"Algo de muito bonito que ocorre ao envelhecermos é que nos recordamos de uma multidão de coisas da infância que tinham sido esquecidas".
Umberto Eco, professor e escritor italiano, têm 76 anos de idade.
por rodolfo preto, bruno pontes, débora medeiros, yuri leonardo, roberta félix, alan santiago e henrique araújo
Ao mirar-me no espelho do banheiro esta manhã, pude deparar-me com um indivíduo precocemente envelhecido, de olhar frouxo e pômulos pálidos. Há três meses não como nem durmo direito e encontro-me levemente desnutrido. Não obstante os enormes esforços, é-me impossível pôr um sorriso na face por mais de três ou quatro segundos. Estou verdadeiramente arrebentado de todas as vísceras, órgãos e membros ao passo em que verto sangue pelas gengivas ao tentar escovar os dentes.
“Quem é você?”, indago-me angustiado.
“Eu sou a morte”, respondo-me melancólico.
Decerto, não há nada mais absurdamente miserável e melancólico do que remeter-nos à ocasião do enterro de Wolfgang Amadeu Mozart, o grande compositor erudito. Mozart morreu pobre e, abandonado, teve seu corpo enterrado em uma vala comum. Não havia uma viva alma para prestar-lhe as últimas homenagens quando, no cemitério, seu corpo sumiu embaixo de terra e lama, uma vez que chovia na circunstância. Uma chuvinha fina, porém melancólica e persistente. O coveiro que o enterrou, muito provavelmente, não fazia idéia da dimensão da alma que aquele corpo encerrou. Enterrou-o como o fizera com tantos outros indigentes naquele dia, e no anterior, e no anterior.
Se eu lá estivesse, Mozart, dir-te-ia, ao pé da cova, as seguintes palavras, as mesmas que gostaria ouvir, eu próprio, no dia de minha morte.

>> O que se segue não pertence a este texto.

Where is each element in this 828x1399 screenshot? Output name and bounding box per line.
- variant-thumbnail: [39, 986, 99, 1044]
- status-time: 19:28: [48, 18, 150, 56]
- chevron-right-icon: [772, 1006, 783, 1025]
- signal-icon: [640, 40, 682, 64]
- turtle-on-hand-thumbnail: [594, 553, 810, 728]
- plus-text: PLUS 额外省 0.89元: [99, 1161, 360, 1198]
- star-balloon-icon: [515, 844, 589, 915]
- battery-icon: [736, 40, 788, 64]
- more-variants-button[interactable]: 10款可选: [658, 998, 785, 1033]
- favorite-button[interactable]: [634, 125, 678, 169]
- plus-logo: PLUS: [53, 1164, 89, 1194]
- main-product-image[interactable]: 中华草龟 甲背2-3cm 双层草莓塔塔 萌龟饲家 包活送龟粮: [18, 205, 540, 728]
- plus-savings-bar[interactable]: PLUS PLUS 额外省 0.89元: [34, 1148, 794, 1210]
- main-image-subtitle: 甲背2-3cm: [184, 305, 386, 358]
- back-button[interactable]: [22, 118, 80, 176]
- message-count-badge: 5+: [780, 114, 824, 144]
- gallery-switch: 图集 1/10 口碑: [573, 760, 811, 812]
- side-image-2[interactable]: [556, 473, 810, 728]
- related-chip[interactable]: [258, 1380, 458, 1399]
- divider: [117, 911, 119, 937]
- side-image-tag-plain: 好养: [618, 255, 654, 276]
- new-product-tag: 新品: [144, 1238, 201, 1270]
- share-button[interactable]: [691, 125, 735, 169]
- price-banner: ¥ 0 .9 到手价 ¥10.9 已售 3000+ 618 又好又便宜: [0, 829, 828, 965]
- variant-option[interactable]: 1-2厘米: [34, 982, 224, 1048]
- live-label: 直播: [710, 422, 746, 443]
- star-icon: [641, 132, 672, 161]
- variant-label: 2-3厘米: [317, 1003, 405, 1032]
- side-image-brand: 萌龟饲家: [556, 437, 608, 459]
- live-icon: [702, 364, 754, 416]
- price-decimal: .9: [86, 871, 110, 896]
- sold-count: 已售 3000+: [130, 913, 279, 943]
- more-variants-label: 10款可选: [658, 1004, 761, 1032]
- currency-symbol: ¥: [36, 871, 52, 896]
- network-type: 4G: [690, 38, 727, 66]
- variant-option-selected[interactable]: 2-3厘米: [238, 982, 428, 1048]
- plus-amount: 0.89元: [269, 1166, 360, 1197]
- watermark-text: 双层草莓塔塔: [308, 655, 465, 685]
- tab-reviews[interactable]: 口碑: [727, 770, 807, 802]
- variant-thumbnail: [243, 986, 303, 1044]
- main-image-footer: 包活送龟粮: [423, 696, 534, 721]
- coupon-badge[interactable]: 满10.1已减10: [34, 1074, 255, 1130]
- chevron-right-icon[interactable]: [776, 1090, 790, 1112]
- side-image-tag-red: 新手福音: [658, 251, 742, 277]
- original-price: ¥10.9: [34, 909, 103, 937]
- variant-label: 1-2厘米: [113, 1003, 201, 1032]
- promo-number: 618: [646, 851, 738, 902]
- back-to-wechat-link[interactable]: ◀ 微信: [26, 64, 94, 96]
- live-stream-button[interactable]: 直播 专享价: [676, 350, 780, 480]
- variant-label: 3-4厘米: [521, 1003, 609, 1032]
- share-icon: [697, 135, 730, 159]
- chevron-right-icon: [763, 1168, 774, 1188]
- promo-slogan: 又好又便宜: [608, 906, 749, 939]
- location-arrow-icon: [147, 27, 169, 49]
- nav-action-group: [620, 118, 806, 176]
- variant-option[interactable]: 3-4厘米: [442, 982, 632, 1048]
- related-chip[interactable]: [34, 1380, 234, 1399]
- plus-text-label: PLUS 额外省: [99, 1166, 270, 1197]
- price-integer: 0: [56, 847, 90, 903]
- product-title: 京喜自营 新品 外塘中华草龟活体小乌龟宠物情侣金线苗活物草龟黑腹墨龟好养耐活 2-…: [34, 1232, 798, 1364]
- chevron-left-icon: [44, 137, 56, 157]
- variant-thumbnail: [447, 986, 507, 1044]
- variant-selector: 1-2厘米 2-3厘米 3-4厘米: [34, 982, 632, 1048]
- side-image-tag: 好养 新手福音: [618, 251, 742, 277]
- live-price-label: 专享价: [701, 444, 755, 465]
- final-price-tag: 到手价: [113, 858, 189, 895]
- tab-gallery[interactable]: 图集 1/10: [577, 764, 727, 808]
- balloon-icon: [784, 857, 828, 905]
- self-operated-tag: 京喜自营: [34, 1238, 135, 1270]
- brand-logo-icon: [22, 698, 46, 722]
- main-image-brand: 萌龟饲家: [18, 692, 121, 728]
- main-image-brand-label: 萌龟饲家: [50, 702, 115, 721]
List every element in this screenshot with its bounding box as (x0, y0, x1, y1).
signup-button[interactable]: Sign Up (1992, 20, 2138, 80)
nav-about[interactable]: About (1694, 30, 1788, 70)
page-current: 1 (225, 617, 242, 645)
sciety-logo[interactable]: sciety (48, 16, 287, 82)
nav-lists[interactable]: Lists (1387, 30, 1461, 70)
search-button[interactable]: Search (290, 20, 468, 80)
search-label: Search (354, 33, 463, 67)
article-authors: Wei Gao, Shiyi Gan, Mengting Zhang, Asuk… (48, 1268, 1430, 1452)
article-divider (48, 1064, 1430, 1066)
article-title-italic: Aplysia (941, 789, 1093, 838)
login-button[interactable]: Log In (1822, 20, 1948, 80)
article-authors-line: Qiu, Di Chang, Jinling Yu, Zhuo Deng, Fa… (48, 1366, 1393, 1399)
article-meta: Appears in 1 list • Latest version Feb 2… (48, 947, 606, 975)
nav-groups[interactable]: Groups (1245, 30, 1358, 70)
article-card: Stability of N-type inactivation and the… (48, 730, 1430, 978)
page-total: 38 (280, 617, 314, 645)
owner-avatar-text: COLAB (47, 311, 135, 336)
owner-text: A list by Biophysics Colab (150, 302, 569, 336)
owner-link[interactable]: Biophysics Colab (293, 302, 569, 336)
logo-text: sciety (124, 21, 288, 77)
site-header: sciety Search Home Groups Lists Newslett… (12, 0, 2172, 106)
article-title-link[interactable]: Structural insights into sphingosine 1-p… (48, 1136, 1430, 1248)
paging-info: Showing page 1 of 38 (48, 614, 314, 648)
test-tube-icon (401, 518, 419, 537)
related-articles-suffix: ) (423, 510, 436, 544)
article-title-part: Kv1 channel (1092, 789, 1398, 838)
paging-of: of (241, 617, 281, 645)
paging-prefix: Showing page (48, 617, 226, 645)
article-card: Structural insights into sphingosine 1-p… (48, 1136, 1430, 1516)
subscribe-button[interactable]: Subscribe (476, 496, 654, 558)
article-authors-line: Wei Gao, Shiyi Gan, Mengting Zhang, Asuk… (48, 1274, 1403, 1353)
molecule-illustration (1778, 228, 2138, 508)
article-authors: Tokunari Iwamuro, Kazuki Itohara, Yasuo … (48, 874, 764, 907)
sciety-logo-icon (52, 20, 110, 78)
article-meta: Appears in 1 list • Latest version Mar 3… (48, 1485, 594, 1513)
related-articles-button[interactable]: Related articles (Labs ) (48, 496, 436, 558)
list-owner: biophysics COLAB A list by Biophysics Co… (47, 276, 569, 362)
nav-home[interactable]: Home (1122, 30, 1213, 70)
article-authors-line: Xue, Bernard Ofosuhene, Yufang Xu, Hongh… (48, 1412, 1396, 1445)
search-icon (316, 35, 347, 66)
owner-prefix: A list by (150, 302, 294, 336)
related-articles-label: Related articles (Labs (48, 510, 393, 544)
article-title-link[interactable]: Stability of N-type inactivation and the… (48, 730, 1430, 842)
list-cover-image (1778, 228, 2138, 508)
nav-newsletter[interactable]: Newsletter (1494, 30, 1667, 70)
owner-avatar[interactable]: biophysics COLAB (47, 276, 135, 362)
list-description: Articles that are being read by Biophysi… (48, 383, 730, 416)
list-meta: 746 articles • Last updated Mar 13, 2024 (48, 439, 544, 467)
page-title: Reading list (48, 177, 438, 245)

Eu sofria honestamente por um sofrimento que ninguém podia adivinhar; eu tinha sido humilhado, e estava, a bem dizer, ainda sendo, eu andei sujo e imundo, mas eu sentia que interiormente eu resplandecia de bondade, de sonho de atingir a verdade, do amor pelos outros, de arrependimento dos meus erros e um desejo imenso de contribuir para que os outros fossem mais felizes do que eu, e procurava e sondava os mistérios da nossa natureza moral, uma vontade de descobrir nos nossos defeitos o seu núcleo primitivo de amor e de bondade.
A idade avança e insiste em jogar-me para escanteio, a tornar-me um sujeito desinteressante, a fazer-me ainda mais comum. A minha juventude, tangida por uma enfadonha ingenuidade barata, transmudou-se em um estéril ceticismo espiritual, a fazer-me de mim um elemento impotente. Entre a singeleza e a debilidade, encontro-me na mediocridade pertencente a aqueles que sabem que o um fim nada glorioso nos aguarda. Como nos escreve Bandeira, “a vida inteira que poderia ter sido e que não foi”. Nem nunca o será.
O marulho emanado pela agitação das ondas marítimas lembra que o mundo já foi um lugar relativamente calmo de se habitar. As claridades do céu e das areias atestam que já foi mais fácil ouvir o silêncio de um mar calmo arrebatado de espumas doces e leves a ir e vir, a ir a vir sem grandes preocupações. Maior que mar, talvez, só o silêncio que ele exalta.